Thursday, February 7, 2008

Jekyll Island Legislation alert: UPDATED

Senator Jeff Chapman introduced legislation (plus 2 other bills) that will protect the main public beach of Jekyll Island State Park from development. The legislation bans any new development east of Beachview Drive. Information on the legislation can be found in the AJC and Jacksonville Times-Union.

According to the Times-Union:

The first bill limits beachside construction to the footprint of existing hotels. The second prevents any new construction from being used as permanent residences. The third clarifies language from earlier legislation, including how Jekyll should achieve a mandate to keep its amenities affordable to average-income Georgians.

UPDATED: It's imperative that anyone interested in this issue call Senators on the Economic Development Committee:

Chip Pearson, head of the committee; Sen. Rogers; Sen. Carter; Sen. Brown; Sen. Chance; Sen. Hooks; Sen. Thompson; Sen. Mullis; Sen. Schaefer; Sen. Tarver; and Sen. Jackson.

Also, please call your Senator and ask them to support the legislation. Others to call are Lt. Governor Casey Cagle and Senate President Pro Tem Eric Johnson, both of whom favor the Linger Longer/JIA plan.

The Jekyll Island State Park Authority and pro-development advocates are painting this legislation as "effectively stopping the revitalization" of the island. It does no such thing. It protects the main public beach from a massive development unwanted by most of the public, the people who own the island.

The arrogance of the JIA and in particular its chairman, Ben Porter, in working with the public on this issue was nicely summed up in a recent opinion piece from the AJC. In it, Art Hurts says:

"The heated controversy over the master plan for Jekyll Island redevelopment was so unnecessary, so predictable and so avoidable that we must ask ourselves, "What were they thinking?"

He goes on to point out that "With regard to the master plan for redevelopment, JIA has willfully and systematically excluded the public from any participation in the planning process."

Interestingly, in 2006 the Jekyll Island State Park Authority did a guest survey which is included in their 2006 Annual Report. Among other things, the report states:

"It is clear that the guests prefer Jekyll Island as a travel destination because of the unique combination of natural, seaside beauty, interesting historic sites and limited development."

When asked, "Which choice best describes your feeling about the future of Jekyll Island?"
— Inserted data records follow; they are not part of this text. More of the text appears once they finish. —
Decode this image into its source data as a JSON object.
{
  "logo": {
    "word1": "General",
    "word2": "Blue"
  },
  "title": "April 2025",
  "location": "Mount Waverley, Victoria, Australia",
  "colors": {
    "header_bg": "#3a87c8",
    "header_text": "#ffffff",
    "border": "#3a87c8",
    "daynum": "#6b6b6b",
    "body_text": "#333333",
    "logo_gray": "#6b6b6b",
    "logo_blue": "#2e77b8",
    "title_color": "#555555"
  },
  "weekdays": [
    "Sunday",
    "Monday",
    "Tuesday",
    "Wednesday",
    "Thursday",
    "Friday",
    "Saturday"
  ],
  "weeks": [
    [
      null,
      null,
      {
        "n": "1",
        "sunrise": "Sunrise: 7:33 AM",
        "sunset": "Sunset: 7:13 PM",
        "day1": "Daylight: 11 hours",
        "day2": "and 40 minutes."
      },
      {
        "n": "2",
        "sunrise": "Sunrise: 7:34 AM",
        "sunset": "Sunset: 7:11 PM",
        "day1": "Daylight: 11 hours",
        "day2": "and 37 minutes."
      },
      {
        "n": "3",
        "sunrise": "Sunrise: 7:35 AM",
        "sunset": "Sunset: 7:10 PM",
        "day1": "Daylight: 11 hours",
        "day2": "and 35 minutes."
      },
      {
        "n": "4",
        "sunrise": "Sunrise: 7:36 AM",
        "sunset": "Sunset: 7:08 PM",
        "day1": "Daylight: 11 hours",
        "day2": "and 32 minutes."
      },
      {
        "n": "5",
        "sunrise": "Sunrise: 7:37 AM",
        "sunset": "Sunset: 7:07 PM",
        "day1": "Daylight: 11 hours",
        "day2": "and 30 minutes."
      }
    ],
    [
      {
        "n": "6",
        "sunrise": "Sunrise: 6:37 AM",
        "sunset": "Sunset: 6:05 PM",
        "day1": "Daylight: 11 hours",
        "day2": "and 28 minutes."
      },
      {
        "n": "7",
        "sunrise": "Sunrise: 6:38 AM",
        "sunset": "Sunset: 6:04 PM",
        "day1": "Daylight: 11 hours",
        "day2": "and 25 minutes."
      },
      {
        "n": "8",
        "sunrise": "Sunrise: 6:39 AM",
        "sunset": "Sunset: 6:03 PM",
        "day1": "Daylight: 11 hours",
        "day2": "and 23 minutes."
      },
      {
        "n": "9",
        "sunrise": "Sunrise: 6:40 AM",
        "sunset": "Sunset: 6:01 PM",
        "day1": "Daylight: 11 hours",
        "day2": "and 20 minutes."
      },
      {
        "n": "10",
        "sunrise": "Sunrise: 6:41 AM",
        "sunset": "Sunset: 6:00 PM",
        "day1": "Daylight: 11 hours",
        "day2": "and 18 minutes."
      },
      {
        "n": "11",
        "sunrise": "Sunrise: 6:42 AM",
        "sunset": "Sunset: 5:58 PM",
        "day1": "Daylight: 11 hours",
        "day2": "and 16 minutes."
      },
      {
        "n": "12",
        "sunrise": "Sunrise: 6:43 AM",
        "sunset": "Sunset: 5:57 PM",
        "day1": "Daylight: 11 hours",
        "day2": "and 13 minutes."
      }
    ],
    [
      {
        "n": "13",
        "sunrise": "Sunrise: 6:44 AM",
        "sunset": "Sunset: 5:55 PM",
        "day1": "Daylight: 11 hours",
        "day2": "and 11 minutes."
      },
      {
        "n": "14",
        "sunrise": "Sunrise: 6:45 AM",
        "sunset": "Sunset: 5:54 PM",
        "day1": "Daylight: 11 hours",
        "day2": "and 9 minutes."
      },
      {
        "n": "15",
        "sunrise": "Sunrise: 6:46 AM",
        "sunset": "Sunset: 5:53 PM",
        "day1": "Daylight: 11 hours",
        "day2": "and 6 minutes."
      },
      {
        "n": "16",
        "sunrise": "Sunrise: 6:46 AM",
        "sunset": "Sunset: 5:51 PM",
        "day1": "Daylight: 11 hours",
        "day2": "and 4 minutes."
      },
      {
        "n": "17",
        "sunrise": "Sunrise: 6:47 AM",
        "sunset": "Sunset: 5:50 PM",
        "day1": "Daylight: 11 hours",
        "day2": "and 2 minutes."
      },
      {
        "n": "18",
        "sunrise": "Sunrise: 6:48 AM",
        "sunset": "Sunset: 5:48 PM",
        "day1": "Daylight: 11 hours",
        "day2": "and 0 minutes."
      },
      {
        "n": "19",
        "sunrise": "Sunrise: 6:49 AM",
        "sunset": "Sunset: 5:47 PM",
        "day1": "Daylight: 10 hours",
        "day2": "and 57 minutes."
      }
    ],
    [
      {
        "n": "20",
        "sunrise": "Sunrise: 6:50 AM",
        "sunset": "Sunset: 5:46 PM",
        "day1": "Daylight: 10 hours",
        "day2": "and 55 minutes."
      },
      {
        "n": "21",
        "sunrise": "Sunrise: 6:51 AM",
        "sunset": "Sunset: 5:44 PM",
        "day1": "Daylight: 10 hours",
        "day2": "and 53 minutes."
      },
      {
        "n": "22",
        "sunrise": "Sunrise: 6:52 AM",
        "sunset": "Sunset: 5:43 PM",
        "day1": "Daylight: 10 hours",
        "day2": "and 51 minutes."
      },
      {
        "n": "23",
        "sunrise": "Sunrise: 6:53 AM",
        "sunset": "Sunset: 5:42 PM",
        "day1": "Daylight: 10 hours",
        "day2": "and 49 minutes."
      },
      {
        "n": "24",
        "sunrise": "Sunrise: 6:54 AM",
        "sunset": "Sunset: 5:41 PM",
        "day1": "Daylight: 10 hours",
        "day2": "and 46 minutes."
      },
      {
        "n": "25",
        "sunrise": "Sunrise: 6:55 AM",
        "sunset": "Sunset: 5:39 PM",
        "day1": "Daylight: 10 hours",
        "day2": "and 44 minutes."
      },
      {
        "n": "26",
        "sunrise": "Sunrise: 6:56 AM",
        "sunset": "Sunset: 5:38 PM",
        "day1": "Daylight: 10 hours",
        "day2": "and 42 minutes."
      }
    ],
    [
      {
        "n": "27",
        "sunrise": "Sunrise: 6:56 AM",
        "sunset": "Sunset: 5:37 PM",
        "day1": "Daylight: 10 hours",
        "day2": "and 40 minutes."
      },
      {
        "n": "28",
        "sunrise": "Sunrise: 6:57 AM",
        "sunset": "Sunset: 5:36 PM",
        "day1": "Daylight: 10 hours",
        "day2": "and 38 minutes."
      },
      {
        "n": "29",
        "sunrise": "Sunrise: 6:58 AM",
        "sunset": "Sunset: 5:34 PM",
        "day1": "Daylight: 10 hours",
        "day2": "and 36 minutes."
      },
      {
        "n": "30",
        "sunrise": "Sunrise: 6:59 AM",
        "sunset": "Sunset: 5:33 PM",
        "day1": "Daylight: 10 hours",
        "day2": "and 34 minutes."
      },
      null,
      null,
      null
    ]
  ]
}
- over 50% said any new development should be limited to existing sites

- over 17% said new development is needed but should be strictly limited and increase to no more than 20% (possibly one additional new hotel, 75-100 condo units)

- over 16% said leave it as is

- only a little over 5% said that strict limitations should be eased to allow for more development of new hotels, homes and shops

So essentially, in the JIA's own survey, only 5.2% of visitors to the island thought that what has become the endorsed proposal would be a good idea. Go figure.

Please call committee Senators and your own Senator, along with Lt. Gov. Cagle and Sen. Eric Johnson. Please ask them to support Senator Chapman's legislation. Redevelopment is already taking place all over the island. We need to protect the people's state park.